Part IV: Beyond the Wilderness Idea
According to Aldo Leopold and Jack Turner there are multiple ways to consider the wilderness. The first is a physical conception of the wild that has specific requirements in order to be considered a true wilderness. Leopold cites two absolute necessities that must be present in order for an environment to qualify. First an environment cannot be ordered. He uses the example of German forests to illustrate this point. Germany has a beautiful landscape with many gorgeous forests and meadows but it is not wild because the landscape has been arranged in a geometrical manner that reflects the organization of the Germans but is unnatural for nature. The transition from forest to farmland is abrupt and linear. Nothing is allowed to grow without being amended to fit the “cubist’s” mind. The landscape should also be allowed to remain vast and uncompromised. The larger a wilderness is the easier it is to remove oneself from the artificial world. Second for Leopold an environment must possess birds and animals of prey in order for it to be wild. Again the German landscape lacks this quality. Predators add the savagery to an environment that is necessary to be a wilderness. Safety is a concept that must be absent in order for a landscape to be wild. The harsh reality of the wild is that death is a constant worry for all organisms. It is a truly Darwinian existence.
Turner agrees strongly with Leopold’s physical description of nature but in his essay he chooses to analyze the psychological impact that a true wilderness should have on us. A true wilderness is not a place for recreation. It is not a place where we can go to have fun and escape from what we call work. It is not a place that can be visited and understood only through a short exposure to it. The wild is something deeper, more mysterious and more instinctive. It should capture our imaginations but not only in a pleasureable way. There is something frightening about places that are truly wild. They should strike awe in us. It is a place where we are so far removed from society and human intervention that no safety net exists and it is simply the individual looking out for self. It is only when an individual is left to rely solely on himself that a true understanding of the wild can be gained.
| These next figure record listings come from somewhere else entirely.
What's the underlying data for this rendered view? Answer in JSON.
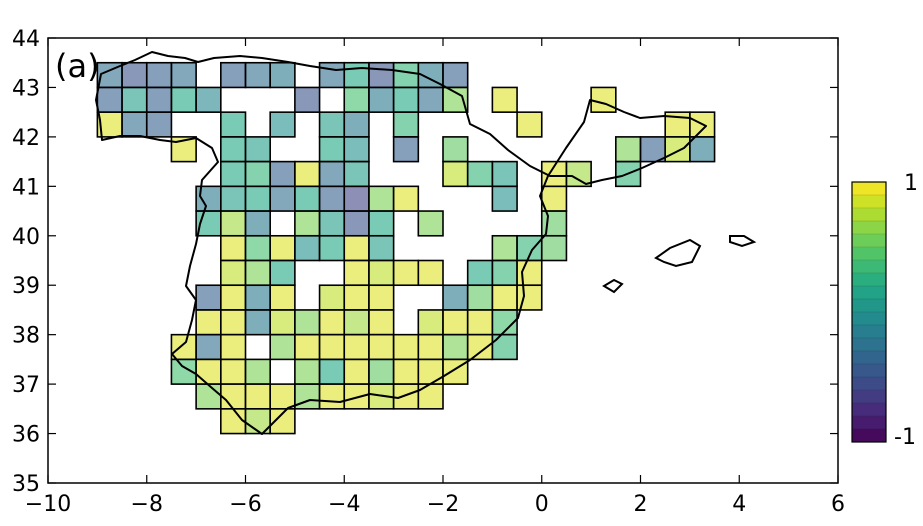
{
  "panel_label": "(a)",
  "chart_data": {
    "type": "heatmap",
    "title": "",
    "xlabel": "",
    "ylabel": "",
    "xlim": [
      -10,
      6
    ],
    "ylim": [
      35,
      44
    ],
    "xticks": [
      -10,
      -8,
      -6,
      -4,
      -2,
      0,
      2,
      4,
      6
    ],
    "xtick_labels": [
      "−10",
      "−8",
      "−6",
      "−4",
      "−2",
      "0",
      "2",
      "4",
      "6"
    ],
    "yticks": [
      35,
      36,
      37,
      38,
      39,
      40,
      41,
      42,
      43,
      44
    ],
    "ytick_labels": [
      "35",
      "36",
      "37",
      "38",
      "39",
      "40",
      "41",
      "42",
      "43",
      "44"
    ],
    "cell_size_deg": 0.5,
    "colormap": [
      "#440154",
      "#482475",
      "#414487",
      "#355f8d",
      "#2a788e",
      "#21918c",
      "#22a884",
      "#44bf70",
      "#7ad151",
      "#bddf26",
      "#fde725"
    ],
    "colorbar": {
      "vmin": -1,
      "vmax": 1,
      "tick_labels": [
        "-1",
        "1"
      ],
      "levels": 20
    },
    "grid": false,
    "cells": [
      {
        "lon": -8.75,
        "lat": 43.25,
        "value": -0.3
      },
      {
        "lon": -8.25,
        "lat": 43.25,
        "value": -0.5
      },
      {
        "lon": -7.75,
        "lat": 43.25,
        "value": -0.4
      },
      {
        "lon": -7.25,
        "lat": 43.25,
        "value": -0.3
      },
      {
        "lon": -6.25,
        "lat": 43.25,
        "value": -0.4
      },
      {
        "lon": -5.75,
        "lat": 43.25,
        "value": -0.3
      },
      {
        "lon": -5.25,
        "lat": 43.25,
        "value": -0.2
      },
      {
        "lon": -4.25,
        "lat": 43.25,
        "value": -0.3
      },
      {
        "lon": -3.75,
        "lat": 43.25,
        "value": 0.2
      },
      {
        "lon": -3.25,
        "lat": 43.25,
        "value": -0.5
      },
      {
        "lon": -2.75,
        "lat": 43.25,
        "value": 0.3
      },
      {
        "lon": -2.25,
        "lat": 43.25,
        "value": -0.2
      },
      {
        "lon": -1.75,
        "lat": 43.25,
        "value": -0.4
      },
      {
        "lon": -8.75,
        "lat": 42.75,
        "value": -0.4
      },
      {
        "lon": -8.25,
        "lat": 42.75,
        "value": 0.1
      },
      {
        "lon": -7.75,
        "lat": 42.75,
        "value": -0.4
      },
      {
        "lon": -7.25,
        "lat": 42.75,
        "value": 0.2
      },
      {
        "lon": -6.75,
        "lat": 42.75,
        "value": -0.1
      },
      {
        "lon": -4.75,
        "lat": 42.75,
        "value": -0.5
      },
      {
        "lon": -3.75,
        "lat": 42.75,
        "value": 0.4
      },
      {
        "lon": -3.25,
        "lat": 42.75,
        "value": -0.2
      },
      {
        "lon": -2.75,
        "lat": 42.75,
        "value": 0.2
      },
      {
        "lon": -2.25,
        "lat": 42.75,
        "value": -0.3
      },
      {
        "lon": -1.75,
        "lat": 42.75,
        "value": 0.6
      },
      {
        "lon": -0.75,
        "lat": 42.75,
        "value": 0.9
      },
      {
        "lon": 1.25,
        "lat": 42.75,
        "value": 0.9
      },
      {
        "lon": -8.75,
        "lat": 42.25,
        "value": 0.9
      },
      {
        "lon": -8.25,
        "lat": 42.25,
        "value": -0.3
      },
      {
        "lon": -7.75,
        "lat": 42.25,
        "value": -0.4
      },
      {
        "lon": -6.25,
        "lat": 42.25,
        "value": 0.2
      },
      {
        "lon": -5.25,
        "lat": 42.25,
        "value": 0.0
      },
      {
        "lon": -4.25,
        "lat": 42.25,
        "value": 0.1
      },
      {
        "lon": -3.75,
        "lat": 42.25,
        "value": -0.2
      },
      {
        "lon": -2.75,
        "lat": 42.25,
        "value": 0.3
      },
      {
        "lon": -0.25,
        "lat": 42.25,
        "value": 0.9
      },
      {
        "lon": 2.75,
        "lat": 42.25,
        "value": 0.9
      },
      {
        "lon": 3.25,
        "lat": 42.25,
        "value": 0.9
      },
      {
        "lon": -7.25,
        "lat": 41.75,
        "value": 0.9
      },
      {
        "lon": -6.25,
        "lat": 41.75,
        "value": 0.2
      },
      {
        "lon": -5.75,
        "lat": 41.75,
        "value": 0.1
      },
      {
        "lon": -4.25,
        "lat": 41.75,
        "value": 0.2
      },
      {
        "lon": -3.75,
        "lat": 41.75,
        "value": 0.0
      },
      {
        "lon": -2.75,
        "lat": 41.75,
        "value": -0.4
      },
      {
        "lon": -1.75,
        "lat": 41.75,
        "value": 0.5
      },
      {
        "lon": 1.75,
        "lat": 41.75,
        "value": 0.6
      },
      {
        "lon": 2.25,
        "lat": 41.75,
        "value": -0.4
      },
      {
        "lon": 2.75,
        "lat": 41.75,
        "value": 0.8
      },
      {
        "lon": 3.25,
        "lat": 41.75,
        "value": -0.2
      },
      {
        "lon": -6.25,
        "lat": 41.25,
        "value": 0.2
      },
      {
        "lon": -5.75,
        "lat": 41.25,
        "value": 0.3
      },
      {
        "lon": -5.25,
        "lat": 41.25,
        "value": -0.4
      },
      {
        "lon": -4.75,
        "lat": 41.25,
        "value": 0.9
      },
      {
        "lon": -4.25,
        "lat": 41.25,
        "value": -0.3
      },
      {
        "lon": -3.75,
        "lat": 41.25,
        "value": 0.1
      },
      {
        "lon": -1.75,
        "lat": 41.25,
        "value": 0.8
      },
      {
        "lon": -1.25,
        "lat": 41.25,
        "value": 0.3
      },
      {
        "lon": -0.75,
        "lat": 41.25,
        "value": 0.1
      },
      {
        "lon": 0.25,
        "lat": 41.25,
        "value": 0.9
      },
      {
        "lon": 0.75,
        "lat": 41.25,
        "value": 0.7
      },
      {
        "lon": 1.75,
        "lat": 41.25,
        "value": 0.3
      },
      {
        "lon": -6.75,
        "lat": 40.75,
        "value": -0.2
      },
      {
        "lon": -6.25,
        "lat": 40.75,
        "value": 0.1
      },
      {
        "lon": -5.75,
        "lat": 40.75,
        "value": 0.2
      },
      {
        "lon": -5.25,
        "lat": 40.75,
        "value": -0.3
      },
      {
        "lon": -4.75,
        "lat": 40.75,
        "value": 0.2
      },
      {
        "lon": -4.25,
        "lat": 40.75,
        "value": -0.4
      },
      {
        "lon": -3.75,
        "lat": 40.75,
        "value": -0.6
      },
      {
        "lon": -3.25,
        "lat": 40.75,
        "value": 0.6
      },
      {
        "lon": -2.75,
        "lat": 40.75,
        "value": 0.9
      },
      {
        "lon": -0.75,
        "lat": 40.75,
        "value": 0.0
      },
      {
        "lon": 0.25,
        "lat": 40.75,
        "value": 0.9
      },
      {
        "lon": -6.75,
        "lat": 40.25,
        "value": 0.2
      },
      {
        "lon": -6.25,
        "lat": 40.25,
        "value": 0.7
      },
      {
        "lon": -5.75,
        "lat": 40.25,
        "value": -0.2
      },
      {
        "lon": -4.75,
        "lat": 40.25,
        "value": 0.6
      },
      {
        "lon": -4.25,
        "lat": 40.25,
        "value": 0.1
      },
      {
        "lon": -3.75,
        "lat": 40.25,
        "value": -0.5
      },
      {
        "lon": -3.25,
        "lat": 40.25,
        "value": 0.2
      },
      {
        "lon": -2.25,
        "lat": 40.25,
        "value": 0.6
      },
      {
        "lon": 0.25,
        "lat": 40.25,
        "value": 0.5
      },
      {
        "lon": -6.25,
        "lat": 39.75,
        "value": 0.9
      },
      {
        "lon": -5.75,
        "lat": 39.75,
        "value": 0.4
      },
      {
        "lon": -5.25,
        "lat": 39.75,
        "value": 0.9
      },
      {
        "lon": -4.75,
        "lat": 39.75,
        "value": 0.0
      },
      {
        "lon": -4.25,
        "lat": 39.75,
        "value": 0.2
      },
      {
        "lon": -3.75,
        "lat": 39.75,
        "value": 0.9
      },
      {
        "lon": -3.25,
        "lat": 39.75,
        "value": 0.1
      },
      {
        "lon": -0.75,
        "lat": 39.75,
        "value": 0.6
      },
      {
        "lon": -0.25,
        "lat": 39.75,
        "value": 0.3
      },
      {
        "lon": 0.25,
        "lat": 39.75,
        "value": 0.5
      },
      {
        "lon": -6.25,
        "lat": 39.25,
        "value": 0.8
      },
      {
        "lon": -5.75,
        "lat": 39.25,
        "value": 0.6
      },
      {
        "lon": -5.25,
        "lat": 39.25,
        "value": 0.2
      },
      {
        "lon": -3.75,
        "lat": 39.25,
        "value": 0.9
      },
      {
        "lon": -3.25,
        "lat": 39.25,
        "value": 0.8
      },
      {
        "lon": -2.75,
        "lat": 39.25,
        "value": 0.9
      },
      {
        "lon": -2.25,
        "lat": 39.25,
        "value": 0.9
      },
      {
        "lon": -1.25,
        "lat": 39.25,
        "value": 0.2
      },
      {
        "lon": -0.75,
        "lat": 39.25,
        "value": 0.3
      },
      {
        "lon": -0.25,
        "lat": 39.25,
        "value": 0.9
      },
      {
        "lon": -6.75,
        "lat": 38.75,
        "value": -0.4
      },
      {
        "lon": -6.25,
        "lat": 38.75,
        "value": 0.9
      },
      {
        "lon": -5.75,
        "lat": 38.75,
        "value": -0.2
      },
      {
        "lon": -5.25,
        "lat": 38.75,
        "value": 0.9
      },
      {
        "lon": -4.25,
        "lat": 38.75,
        "value": 0.8
      },
      {
        "lon": -3.75,
        "lat": 38.75,
        "value": 0.9
      },
      {
        "lon": -3.25,
        "lat": 38.75,
        "value": 0.9
      },
      {
        "lon": -1.75,
        "lat": 38.75,
        "value": -0.2
      },
      {
        "lon": -1.25,
        "lat": 38.75,
        "value": 0.5
      },
      {
        "lon": -0.75,
        "lat": 38.75,
        "value": 0.9
      },
      {
        "lon": -0.25,
        "lat": 38.75,
        "value": 0.9
      },
      {
        "lon": -6.75,
        "lat": 38.25,
        "value": 0.9
      },
      {
        "lon": -6.25,
        "lat": 38.25,
        "value": 0.9
      },
      {
        "lon": -5.75,
        "lat": 38.25,
        "value": -0.2
      },
      {
        "lon": -5.25,
        "lat": 38.25,
        "value": 0.8
      },
      {
        "lon": -4.75,
        "lat": 38.25,
        "value": 0.6
      },
      {
        "lon": -4.25,
        "lat": 38.25,
        "value": 0.9
      },
      {
        "lon": -3.75,
        "lat": 38.25,
        "value": 0.7
      },
      {
        "lon": -3.25,
        "lat": 38.25,
        "value": 0.9
      },
      {
        "lon": -2.25,
        "lat": 38.25,
        "value": 0.8
      },
      {
        "lon": -1.75,
        "lat": 38.25,
        "value": 0.9
      },
      {
        "lon": -1.25,
        "lat": 38.25,
        "value": 0.9
      },
      {
        "lon": -0.75,
        "lat": 38.25,
        "value": 0.4
      },
      {
        "lon": -7.25,
        "lat": 37.75,
        "value": 0.9
      },
      {
        "lon": -6.75,
        "lat": 37.75,
        "value": -0.3
      },
      {
        "lon": -6.25,
        "lat": 37.75,
        "value": 0.9
      },
      {
        "lon": -5.25,
        "lat": 37.75,
        "value": 0.6
      },
      {
        "lon": -4.75,
        "lat": 37.75,
        "value": 0.9
      },
      {
        "lon": -4.25,
        "lat": 37.75,
        "value": 0.9
      },
      {
        "lon": -3.75,
        "lat": 37.75,
        "value": 0.9
      },
      {
        "lon": -3.25,
        "lat": 37.75,
        "value": 0.9
      },
      {
        "lon": -2.75,
        "lat": 37.75,
        "value": 0.9
      },
      {
        "lon": -2.25,
        "lat": 37.75,
        "value": 0.9
      },
      {
        "lon": -1.75,
        "lat": 37.75,
        "value": 0.6
      },
      {
        "lon": -1.25,
        "lat": 37.75,
        "value": 0.9
      },
      {
        "lon": -0.75,
        "lat": 37.75,
        "value": 0.3
      },
      {
        "lon": -7.25,
        "lat": 37.25,
        "value": 0.4
      },
      {
        "lon": -6.75,
        "lat": 37.25,
        "value": 0.9
      },
      {
        "lon": -6.25,
        "lat": 37.25,
        "value": 0.9
      },
      {
        "lon": -5.75,
        "lat": 37.25,
        "value": 0.6
      },
      {
        "lon": -4.75,
        "lat": 37.25,
        "value": 0.6
      },
      {
        "lon": -4.25,
        "lat": 37.25,
        "value": 0.2
      },
      {
        "lon": -3.75,
        "lat": 37.25,
        "value": 0.9
      },
      {
        "lon": -3.25,
        "lat": 37.25,
        "value": 0.5
      },
      {
        "lon": -2.75,
        "lat": 37.25,
        "value": 0.9
      },
      {
        "lon": -2.25,
        "lat": 37.25,
        "value": 0.9
      },
      {
        "lon": -1.75,
        "lat": 37.25,
        "value": 0.9
      },
      {
        "lon": -6.75,
        "lat": 36.75,
        "value": 0.6
      },
      {
        "lon": -6.25,
        "lat": 36.75,
        "value": 0.9
      },
      {
        "lon": -5.75,
        "lat": 36.75,
        "value": 0.9
      },
      {
        "lon": -5.25,
        "lat": 36.75,
        "value": 0.9
      },
      {
        "lon": -4.75,
        "lat": 36.75,
        "value": 0.6
      },
      {
        "lon": -4.25,
        "lat": 36.75,
        "value": 0.9
      },
      {
        "lon": -3.75,
        "lat": 36.75,
        "value": 0.9
      },
      {
        "lon": -3.25,
        "lat": 36.75,
        "value": 0.8
      },
      {
        "lon": -2.75,
        "lat": 36.75,
        "value": 0.9
      },
      {
        "lon": -2.25,
        "lat": 36.75,
        "value": 0.9
      },
      {
        "lon": -6.25,
        "lat": 36.25,
        "value": 0.9
      },
      {
        "lon": -5.75,
        "lat": 36.25,
        "value": 0.7
      },
      {
        "lon": -5.25,
        "lat": 36.25,
        "value": 0.9
      }
    ]
  }
}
The only way according to Turner to get to this point is to live in and by nature so as to create that personal interaction. When this happens the wild can truly inspire the human mind and allows us to create art that can capture some essence of the wilderness. A true understanding of the wilderness also helps provide us with the most pure reason for protecting the environment. The fad of environmentalism is not a proper reason. It should not be a passing concern that is driven through popular consent. Instead a true understanding of the wilderness helps reveal essential aspects of human nature and shows us how we are best suited to live in and by nature and this will help us understand why altering or destroying the wilderness must be avoided.